At age 36, they have.
On Friday at Wimbledon, Williams will meet No. 4-seeded Angelique Kerber of Germany for a berth in the final. Kerber has won three of their previous five matchups.
The American is the oldest woman to participate in a major semifinal since Martina Navratilova did it at Wimbledon in 1994 at age 37.
“It’s nice to see, because she puts in the work,” said David Witt, Williams’ coach. “She hasn’t been back, but not because of her play. Any given tournament, she’s capable of beating anybody in the tournament. It’s just a matter of winning six, seven matches in a row and keeping your level of play at a high level.”
Someone who knows all about that is Williams’ younger sister, No. 1-seeded Serena, who faces 50th-ranked Elena Vesnina in Friday’s other semifinal. If Vesnina — who has never so much as taken a set off Serena in five previous meetings — were to pull off the upset, she would be the first unseeded woman to reach the Wimbledon final in the Open era, which began in 1968.

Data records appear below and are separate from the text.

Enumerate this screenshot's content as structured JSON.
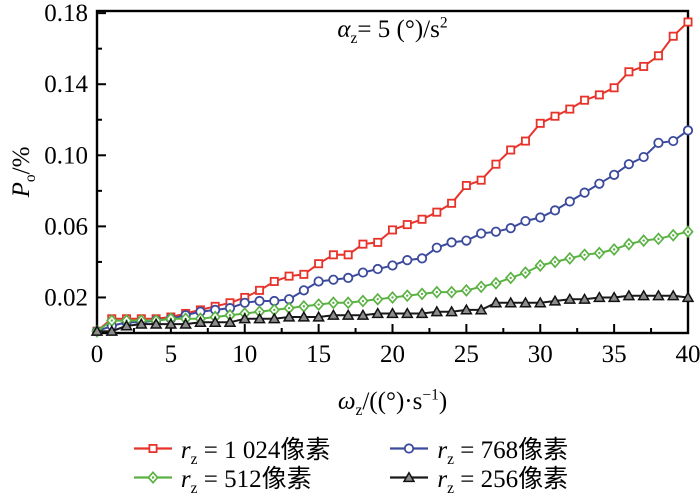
{
  "figure": {
    "annotation": {
      "var": "α",
      "sub": "z",
      "text": "= 5 (°)/s",
      "sup": "2"
    },
    "x_axis_label": {
      "var": "ω",
      "sub": "z",
      "text": "/((°)·s",
      "sup": "−1",
      "end": ")"
    },
    "y_axis_label": {
      "var": "P",
      "sub": "o",
      "text": "/%"
    }
  },
  "legend": {
    "items": [
      {
        "var": "r",
        "sub": "z",
        "text": " = 1 024像素"
      },
      {
        "var": "r",
        "sub": "z",
        "text": " = 768像素"
      },
      {
        "var": "r",
        "sub": "z",
        "text": " = 512像素"
      },
      {
        "var": "r",
        "sub": "z",
        "text": " = 256像素"
      }
    ]
  },
  "chart_data": {
    "type": "line",
    "title": "",
    "annotation": "αz = 5 (°)/s²",
    "xlabel": "ωz/((°)·s⁻¹)",
    "ylabel": "Po/%",
    "xlim": [
      0,
      40
    ],
    "ylim": [
      0,
      0.1812
    ],
    "grid": false,
    "legend_position": "bottom",
    "x_major_ticks": [
      0,
      5,
      10,
      15,
      20,
      25,
      30,
      35,
      40
    ],
    "x_tick_labels": [
      "0",
      "5",
      "10",
      "15",
      "20",
      "25",
      "30",
      "35",
      "40"
    ],
    "x_minor_ticks": [
      2.5,
      7.5,
      12.5,
      17.5,
      22.5,
      27.5,
      32.5,
      37.5
    ],
    "y_major_ticks": [
      0.02,
      0.06,
      0.1,
      0.14,
      0.18
    ],
    "y_tick_labels": [
      "0.02",
      "0.06",
      "0.10",
      "0.14",
      "0.18"
    ],
    "y_minor_ticks": [
      0.04,
      0.08,
      0.12,
      0.16
    ],
    "x": [
      0,
      1,
      2,
      3,
      4,
      5,
      6,
      7,
      8,
      9,
      10,
      11,
      12,
      13,
      14,
      15,
      16,
      17,
      18,
      19,
      20,
      21,
      22,
      23,
      24,
      25,
      26,
      27,
      28,
      29,
      30,
      31,
      32,
      33,
      34,
      35,
      36,
      37,
      38,
      39,
      40
    ],
    "series": [
      {
        "id": "rz-1024",
        "name": "rz = 1 024像素",
        "color": "#e8332b",
        "marker": "open-square",
        "values": [
          0.001,
          0.008,
          0.008,
          0.008,
          0.008,
          0.009,
          0.011,
          0.013,
          0.015,
          0.017,
          0.02,
          0.024,
          0.029,
          0.032,
          0.033,
          0.039,
          0.044,
          0.044,
          0.05,
          0.051,
          0.058,
          0.061,
          0.064,
          0.068,
          0.073,
          0.083,
          0.086,
          0.095,
          0.103,
          0.108,
          0.118,
          0.122,
          0.126,
          0.131,
          0.134,
          0.138,
          0.147,
          0.15,
          0.156,
          0.167,
          0.175
        ]
      },
      {
        "id": "rz-768",
        "name": "rz = 768像素",
        "color": "#3b4a9c",
        "marker": "open-circle",
        "values": [
          0.001,
          0.004,
          0.006,
          0.006,
          0.007,
          0.008,
          0.01,
          0.012,
          0.013,
          0.014,
          0.017,
          0.018,
          0.018,
          0.019,
          0.024,
          0.029,
          0.03,
          0.031,
          0.034,
          0.036,
          0.038,
          0.041,
          0.042,
          0.048,
          0.051,
          0.052,
          0.056,
          0.057,
          0.059,
          0.063,
          0.065,
          0.069,
          0.074,
          0.079,
          0.084,
          0.089,
          0.095,
          0.099,
          0.107,
          0.108,
          0.114
        ]
      },
      {
        "id": "rz-512",
        "name": "rz = 512像素",
        "color": "#5bb244",
        "marker": "open-diamond-dot",
        "values": [
          0.001,
          0.007,
          0.007,
          0.007,
          0.007,
          0.008,
          0.008,
          0.008,
          0.009,
          0.01,
          0.011,
          0.012,
          0.013,
          0.014,
          0.015,
          0.016,
          0.017,
          0.017,
          0.018,
          0.019,
          0.02,
          0.021,
          0.022,
          0.023,
          0.023,
          0.024,
          0.026,
          0.028,
          0.031,
          0.034,
          0.038,
          0.04,
          0.042,
          0.044,
          0.045,
          0.047,
          0.05,
          0.052,
          0.053,
          0.055,
          0.057
        ]
      },
      {
        "id": "rz-256",
        "name": "rz = 256像素",
        "color": "#1a1a1a",
        "marker": "filled-triangle",
        "marker_fill": "#8c8c8c",
        "values": [
          0.001,
          0.001,
          0.004,
          0.005,
          0.005,
          0.005,
          0.005,
          0.006,
          0.006,
          0.006,
          0.008,
          0.008,
          0.008,
          0.009,
          0.009,
          0.009,
          0.01,
          0.01,
          0.01,
          0.011,
          0.011,
          0.011,
          0.011,
          0.012,
          0.012,
          0.013,
          0.013,
          0.017,
          0.017,
          0.017,
          0.017,
          0.018,
          0.019,
          0.019,
          0.02,
          0.02,
          0.021,
          0.021,
          0.021,
          0.021,
          0.02
        ]
      }
    ]
  }
}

The 29-year-old Russian had never been past the fourth round at a major before this week.
Serena, meanwhile, is bidding for her seventh Wimbledon championship and, of even more significance, her 22nd Grand Slam trophy overall, which would equal Steffi Graf for the most in the Open era (Margaret Court holds the all-time mark of 24).
Serena has come close to drawing even with Graf before: At the U.S. Open last September, she lost to Roberta Vinci in the semifinals while aiming for a calendar-year Grand Slam; at the Australian Open in January, she lost to Kerber in the final; at the French Open in June, she lost to Garbine Muguruza in the final.
Way back in 1999, the Williams sisters both reached the semifinals of the U.S. Open. Now here they are, almost 17 full years later, both in the semifinals of a Grand Slam tournament for the 11th time. On all 10 previous occasions, one or the other took home the trophy.
If both win Thursday, they would play each other on Saturday in what would be the siblings’ ninth meeting in a Grand Slam final and fifth at Wimbledon.
For Serena, it would mean she’s participated in the last three major title matches, seven of the past eight.
For Venus, it would be her first Grand Slam final since 2009, when she lost at Wimbledon to—guess who?—Serena.
“With everything she’s been through, I think it’s built a ton of character in her,” Serena said, “and in me, just by being around her.”